Diğer taraftan, olumsuz görev uyuşmazlığının bulunması halinde, 2247 sayılı Yasa’nın 14. maddesine göre bu uyuşmazlığın giderilmesi istemi, hukuk uyuşmazlıklarında ancak davanın taraflarınca ileri sürülebileceğinden, yargı yerlerince anılan 14. madde kapsamında oluşan olumsuz görev uyuşmazlığının giderilmesi için re’sen Uyuşmazlık Mahkemesine başvurulabilmesine olanak bulunmadığını da belirtmek gerekir.

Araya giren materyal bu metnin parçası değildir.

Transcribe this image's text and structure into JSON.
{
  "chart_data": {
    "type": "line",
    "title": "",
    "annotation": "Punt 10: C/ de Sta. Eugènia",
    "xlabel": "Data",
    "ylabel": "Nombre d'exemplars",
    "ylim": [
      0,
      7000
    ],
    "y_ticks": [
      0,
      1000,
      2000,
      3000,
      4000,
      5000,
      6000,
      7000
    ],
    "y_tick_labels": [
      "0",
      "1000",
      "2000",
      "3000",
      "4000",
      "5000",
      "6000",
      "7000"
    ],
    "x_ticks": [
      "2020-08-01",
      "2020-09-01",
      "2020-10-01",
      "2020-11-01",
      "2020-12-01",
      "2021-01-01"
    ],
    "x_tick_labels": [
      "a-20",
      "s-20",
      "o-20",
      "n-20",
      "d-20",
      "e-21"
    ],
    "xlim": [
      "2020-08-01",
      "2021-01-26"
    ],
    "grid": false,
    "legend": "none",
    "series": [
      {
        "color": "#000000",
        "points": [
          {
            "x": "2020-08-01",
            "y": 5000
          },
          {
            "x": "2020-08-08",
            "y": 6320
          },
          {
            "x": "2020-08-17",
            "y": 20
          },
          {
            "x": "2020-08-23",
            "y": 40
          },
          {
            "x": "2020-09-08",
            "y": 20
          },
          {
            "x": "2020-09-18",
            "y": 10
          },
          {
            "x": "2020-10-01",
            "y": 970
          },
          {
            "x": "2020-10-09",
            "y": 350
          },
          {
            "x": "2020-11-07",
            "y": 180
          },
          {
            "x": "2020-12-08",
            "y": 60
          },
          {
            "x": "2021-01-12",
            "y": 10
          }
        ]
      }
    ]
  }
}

            Belirtilen nedenlerle, 2247 sayılı Yasanın 14. maddesinde öngörülen koşulları taşımayan  ve yöntemine uygun bulunmayan başvurunun anılan Yasanın 27. maddesi uyarınca reddi gerekmektedir. 

            SONUÇ         : 2247 sayılı Yasa’nın 14. maddesinde öngörülen koşulları taşımayan BAŞVURUNUN, aynı Yasa’nın 27. maddesi uyarınca REDDİNE, 24.12.2001 gününde KESİN OLARAK OYBİRLİĞİ İLE karar verildi.